Last Update 18 Jun 26
Fair value Decreased 1.18%LSG: Future Returns Will Depend On Margin Execution And Mixed Broker Views
The latest narrative update on Lerøy Seafood Group reflects a modest trim in the analyst price target to NOK 52.50 from NOK 53.13, as analysts balance mixed recent research views with slightly adjusted assumptions on fair value, margins and future P/E.
Analyst Commentary
Recent research on Lerøy Seafood Group points to a split view, with some bullish analysts becoming more positive on the stock while more cautious analysts have shifted to a less favorable stance.

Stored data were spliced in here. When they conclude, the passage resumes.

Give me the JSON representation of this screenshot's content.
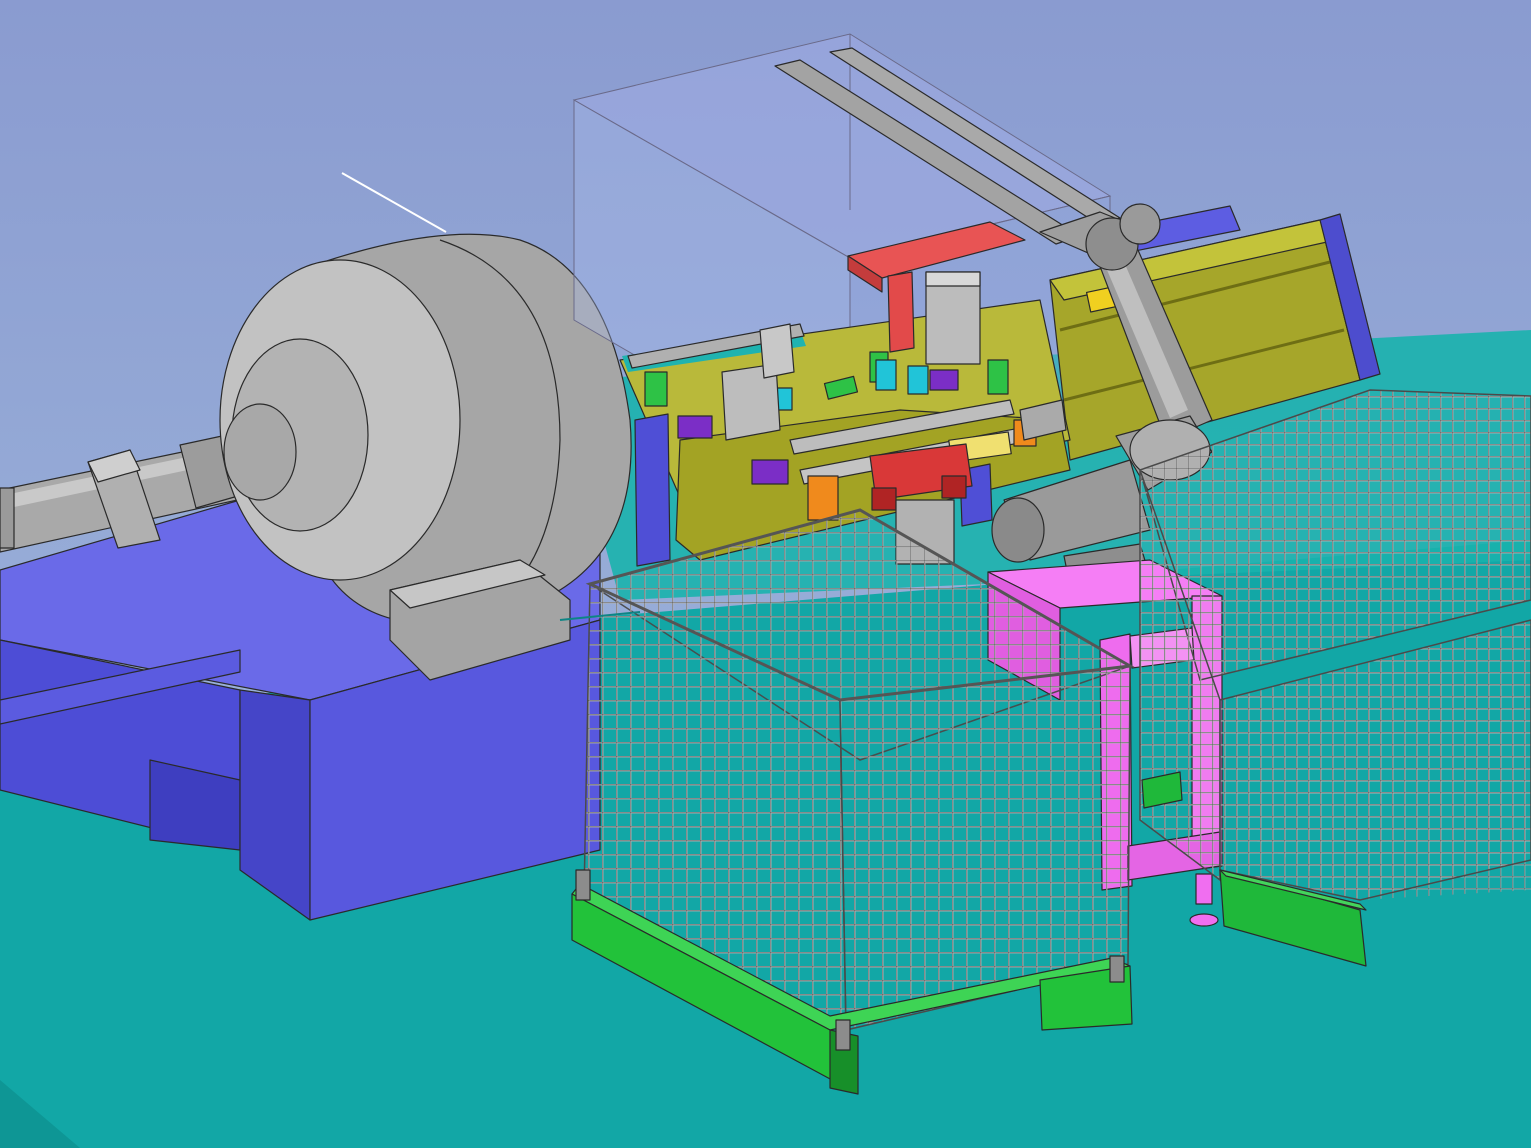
{
  "scene": {
    "colors": {
      "sky_top": "#8ea0d2",
      "sky_bottom": "#9cb6dc",
      "floor": "#12a7a6",
      "floor_shadow": "#0e8f8e",
      "base_blue": "#5a5ae0",
      "base_blue_dark": "#3d3db0",
      "steel_grey": "#b4b4b4",
      "steel_dark": "#8c8c8c",
      "rail_olive": "#a8a830",
      "rail_olive_dark": "#7e7e1a",
      "pallet_green": "#22c23a",
      "pallet_green_dark": "#168a26",
      "robot_pedestal": "#f06ef0",
      "gripper_red": "#e84848",
      "enclosure_glass": "rgba(170,185,230,0.45)",
      "accent_purple": "#7a2bc4",
      "accent_orange": "#f08a1c",
      "accent_yellow": "#f0d020"
    },
    "icons": {
      "spindle": "lathe-chuck-icon",
      "robot": "robot-arm-icon",
      "cage": "wire-basket-icon",
      "gantry": "linear-rail-icon"
    }
  }
}
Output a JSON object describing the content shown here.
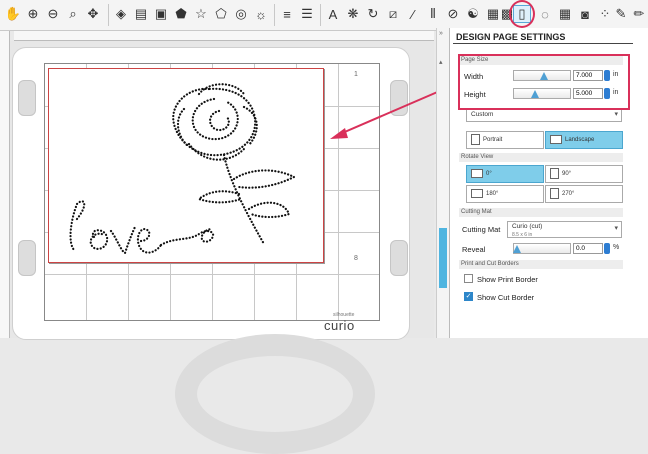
{
  "toolbar": {
    "icons": [
      "pan-icon",
      "zoom-in-icon",
      "zoom-out-icon",
      "zoom-selection-icon",
      "fit-to-page-icon",
      "fill-color-icon",
      "line-style-icon",
      "shadow-icon",
      "pentagon-icon",
      "star-icon",
      "cloud-shape-icon",
      "circle-shape-icon",
      "line-color-icon",
      "line-width-icon",
      "text-icon",
      "replicate-icon",
      "rotate-icon",
      "edit-points-icon",
      "knife-icon",
      "align-icon",
      "offset-icon",
      "trace-icon",
      "send-to-icon",
      "page-setup-icon",
      "emboss-icon",
      "grid-icon",
      "registration-icon",
      "store-icon",
      "cut-settings-icon"
    ],
    "text_label": "A"
  },
  "design_panel": {
    "title": "DESIGN PAGE SETTINGS",
    "page_size": {
      "section": "Page Size",
      "width_label": "Width",
      "width_value": "7.000",
      "height_label": "Height",
      "height_value": "5.000",
      "unit": "in",
      "width_slider_level": 0.55,
      "height_slider_level": 0.35
    },
    "size_preset": "Custom",
    "orientation": {
      "portrait": "Portrait",
      "landscape": "Landscape",
      "selected": "Landscape"
    },
    "rotate_view": {
      "section": "Rotate View",
      "options": [
        "0°",
        "90°",
        "180°",
        "270°"
      ],
      "selected": "0°"
    },
    "cutting_mat": {
      "section": "Cutting Mat",
      "label": "Cutting Mat",
      "value": "Curio (cut)",
      "sub": "8.5 x 6 in",
      "reveal_label": "Reveal",
      "reveal_value": "0.0",
      "reveal_unit": "%"
    },
    "print_cut": {
      "section": "Print and Cut Borders",
      "show_print_border": "Show Print Border",
      "show_print_border_checked": false,
      "show_cut_border": "Show Cut Border",
      "show_cut_border_checked": true
    }
  },
  "canvas": {
    "brand": "curio",
    "brand_small": "silhouette",
    "ruler_numbers": [
      "1",
      "8"
    ],
    "artwork_word": "love"
  },
  "colors": {
    "accent": "#d9305a",
    "selected": "#7fcdea",
    "spin": "#2d7dd2"
  }
}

The current price target adjustment reflects this balance between optimism on execution and caution around valuation and earnings visibility.
Bullish Takeaways
- Bullish analysts view the current valuation as reasonable relative to their assumptions on fair value and P/E, which supports the slightly higher conviction behind their upgraded stance.
- They see room for Lerøy Seafood Group to improve margins over time, which, if achieved, could support the case for maintaining or gradually expanding the company’s earnings base.

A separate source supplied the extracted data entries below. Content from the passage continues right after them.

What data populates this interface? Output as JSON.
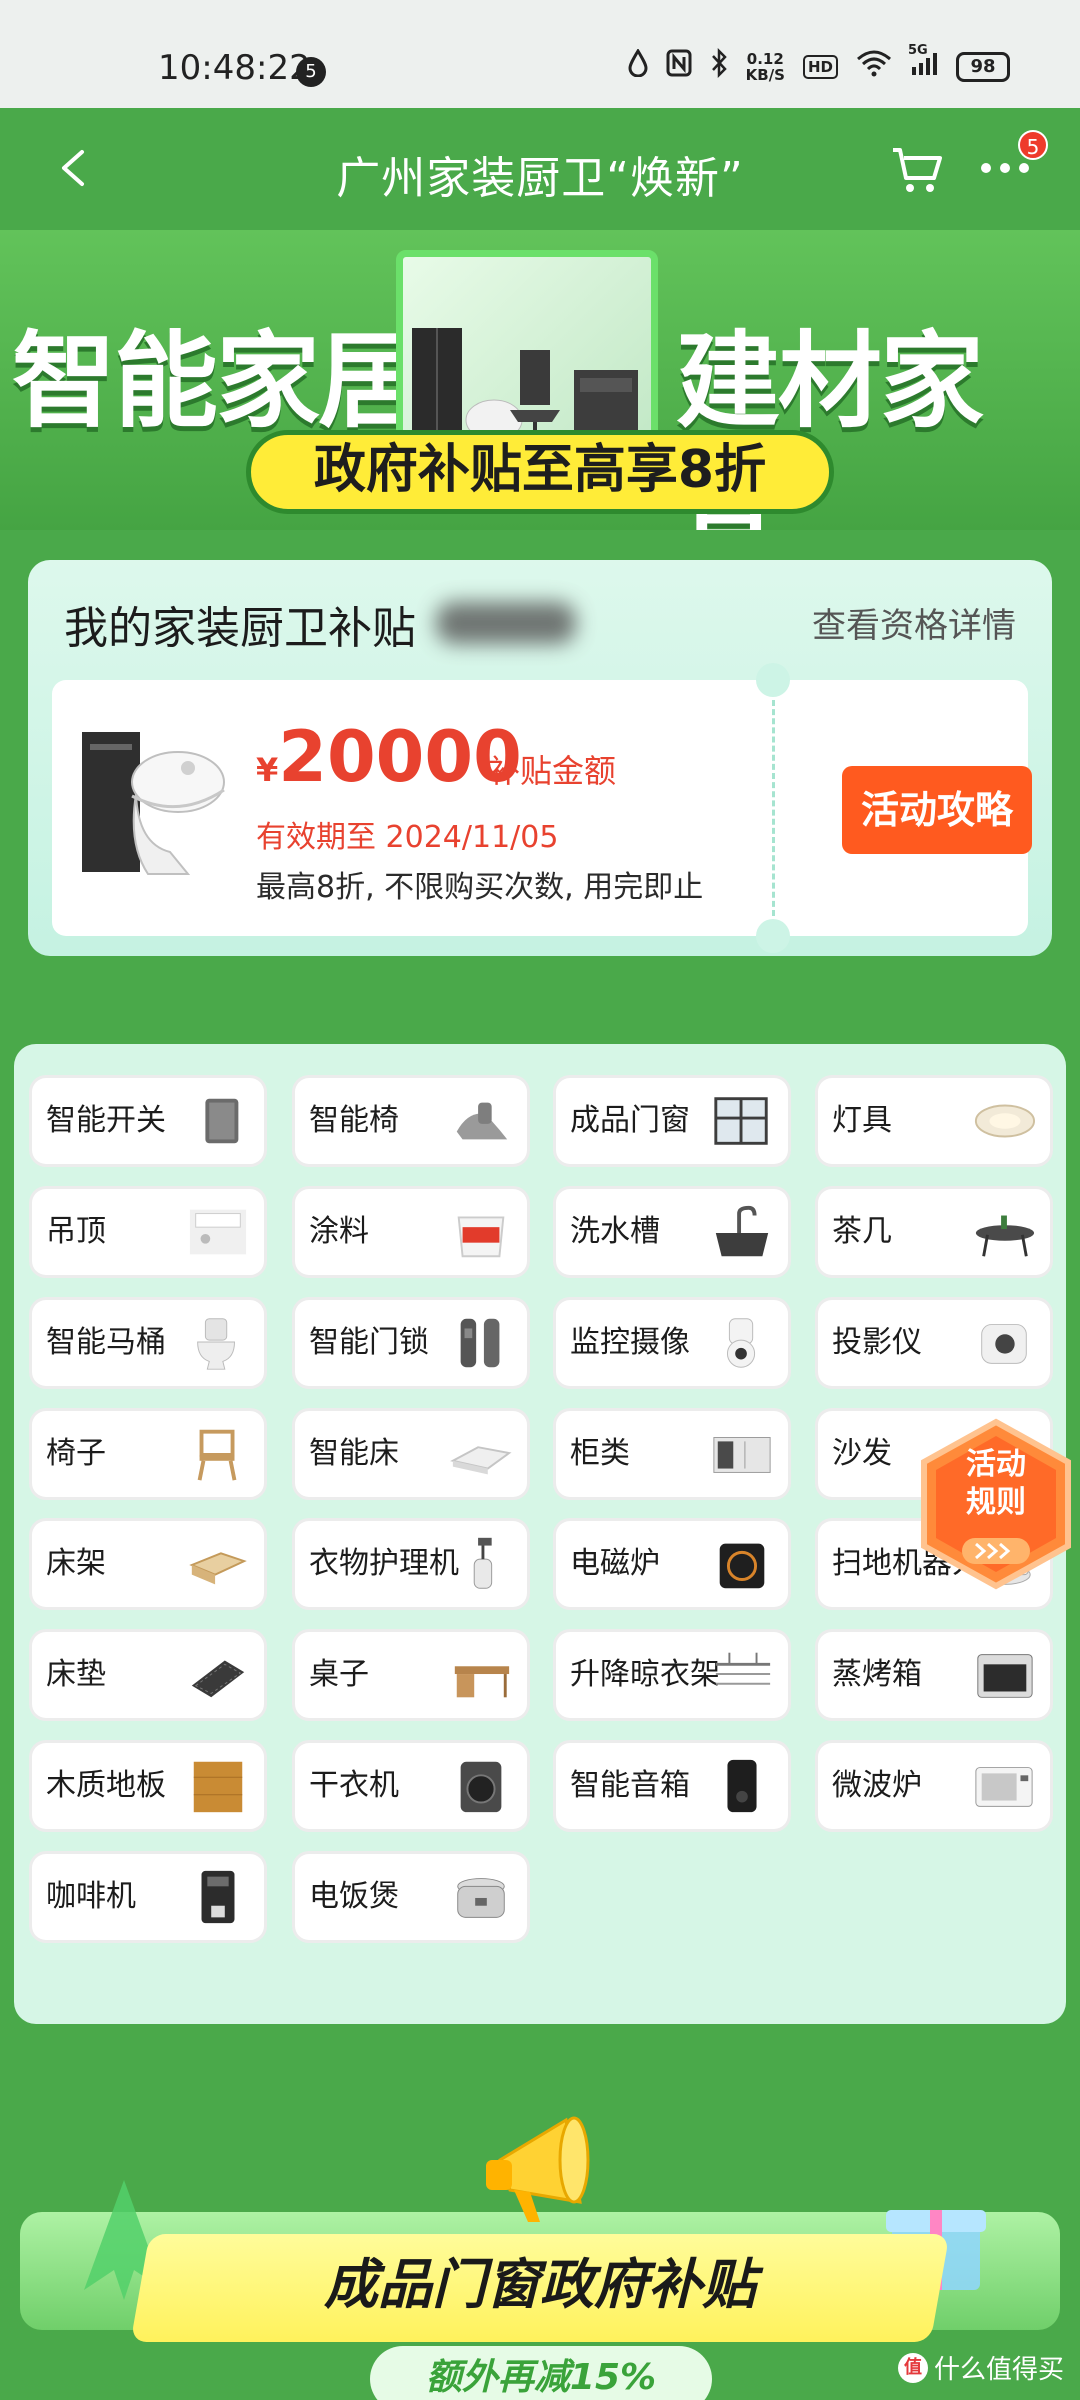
{
  "status_bar": {
    "time": "10:48:22",
    "notification_count": "5",
    "net_speed_value": "0.12",
    "net_speed_unit": "KB/S",
    "hd": "HD",
    "network": "5G",
    "battery": "98"
  },
  "nav": {
    "title": "广州家装厨卫“焕新”",
    "more_badge": "5"
  },
  "banner": {
    "left_text": "智能家居",
    "right_text": "建材家具",
    "pill_text": "政府补贴至高享8折"
  },
  "subsidy": {
    "title": "我的家装厨卫补贴",
    "details_link": "查看资格详情",
    "currency": "¥",
    "amount": "20000",
    "amount_label": "补贴金额",
    "valid_until": "有效期至 2024/11/05",
    "rule": "最高8折, 不限购买次数, 用完即止",
    "button": "活动攻略"
  },
  "categories": [
    {
      "label": "智能开关",
      "icon": "switch-icon"
    },
    {
      "label": "智能椅",
      "icon": "massage-chair-icon"
    },
    {
      "label": "成品门窗",
      "icon": "window-icon"
    },
    {
      "label": "灯具",
      "icon": "ceiling-lamp-icon"
    },
    {
      "label": "吊顶",
      "icon": "ceiling-icon"
    },
    {
      "label": "涂料",
      "icon": "paint-bucket-icon"
    },
    {
      "label": "洗水槽",
      "icon": "sink-icon"
    },
    {
      "label": "茶几",
      "icon": "coffee-table-icon"
    },
    {
      "label": "智能马桶",
      "icon": "toilet-icon"
    },
    {
      "label": "智能门锁",
      "icon": "door-lock-icon"
    },
    {
      "label": "监控摄像",
      "icon": "camera-icon"
    },
    {
      "label": "投影仪",
      "icon": "projector-icon"
    },
    {
      "label": "椅子",
      "icon": "chair-icon"
    },
    {
      "label": "智能床",
      "icon": "bed-icon"
    },
    {
      "label": "柜类",
      "icon": "cabinet-icon"
    },
    {
      "label": "沙发",
      "icon": "sofa-icon"
    },
    {
      "label": "床架",
      "icon": "bed-frame-icon"
    },
    {
      "label": "衣物护理机",
      "icon": "garment-steamer-icon"
    },
    {
      "label": "电磁炉",
      "icon": "induction-cooker-icon"
    },
    {
      "label": "扫地机器人",
      "icon": "robot-vacuum-icon"
    },
    {
      "label": "床垫",
      "icon": "mattress-icon"
    },
    {
      "label": "桌子",
      "icon": "desk-icon"
    },
    {
      "label": "升降晾衣架",
      "icon": "drying-rack-icon"
    },
    {
      "label": "蒸烤箱",
      "icon": "steam-oven-icon"
    },
    {
      "label": "木质地板",
      "icon": "wood-floor-icon"
    },
    {
      "label": "干衣机",
      "icon": "dryer-icon"
    },
    {
      "label": "智能音箱",
      "icon": "speaker-icon"
    },
    {
      "label": "微波炉",
      "icon": "microwave-icon"
    },
    {
      "label": "咖啡机",
      "icon": "coffee-machine-icon"
    },
    {
      "label": "电饭煲",
      "icon": "rice-cooker-icon"
    }
  ],
  "rules_badge": "活动规则",
  "promo": {
    "title": "成品门窗政府补贴",
    "subtitle": "额外再减15%"
  },
  "watermark": "什么值得买",
  "watermark_logo": "值",
  "colors": {
    "primary_green": "#4aa94a",
    "accent_orange": "#ff5a1f",
    "price_red": "#e8422f",
    "pill_yellow": "#ffec38"
  }
}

- Optimistic views tend to focus on Lerøy’s ability to execute on its existing operations and efficiency measures, which is seen as important for underpinning the revised price target.
- Some bullish commentary highlights that a clearer earnings profile and more predictable cost structure would help justify the current target P/E levels used in their models.
Bearish Takeaways
- Bearish analysts are more cautious on valuation, suggesting that the current pricing already reflects a fair amount of optimism around margins and P/E, which limits room for multiple expansion in their view.
- They point to execution risks, including the ability of Lerøy Seafood Group to deliver consistently against margin assumptions, as a reason to take a more reserved stance on the shares.
- Some cautious views emphasize uncertainty around earnings predictability, which, in their assessment, justifies a more conservative set of assumptions in fair value estimates.
- Bearish analysts also highlight that any setback in operational performance or cost control would make it harder to support higher valuation multiples, leading them to prefer a more restrained position.
What’s in the News for Lerøy Seafood Group
- Lerøy Seafood Group reported production results for the first quarter of 2026, with total harvest volume of salmon and trout of 39,900 GWT, compared with 38,200 GWT in the first quarter of 2025, excluding harvest volumes from Scottish Seafarms. Source: Company operating results announcement
- By region for the first quarter of 2026, harvest volumes measured in 1,000 GWT were reported as Lerøy Aurora: 8.3 compared with 7.1 in the first quarter of 2025; Lerøy Midt: 16.0 compared with 16.4; and Lerøy Sjøtroll: 15.7, of which 6.1 were trout, compared with 14.8, of which 9.5 were trout, in the first quarter of 2025. Source: Company operating results announcement
- Total wild catch volumes in Lerøy Havfisk for the first quarter of 2026 were reported at 14.3, measured in 1,000 tonnes, of which 2.7 were cod, compared with 19.0, of which 3.6 were cod, in the first quarter of 2025. Source: Company operating results announcement
Valuation Changes for Lerøy Seafood Group
- Fair Value: Trimmed slightly to NOK 52.50 from NOK 53.13, a reduction of around 1.2% in the central valuation point.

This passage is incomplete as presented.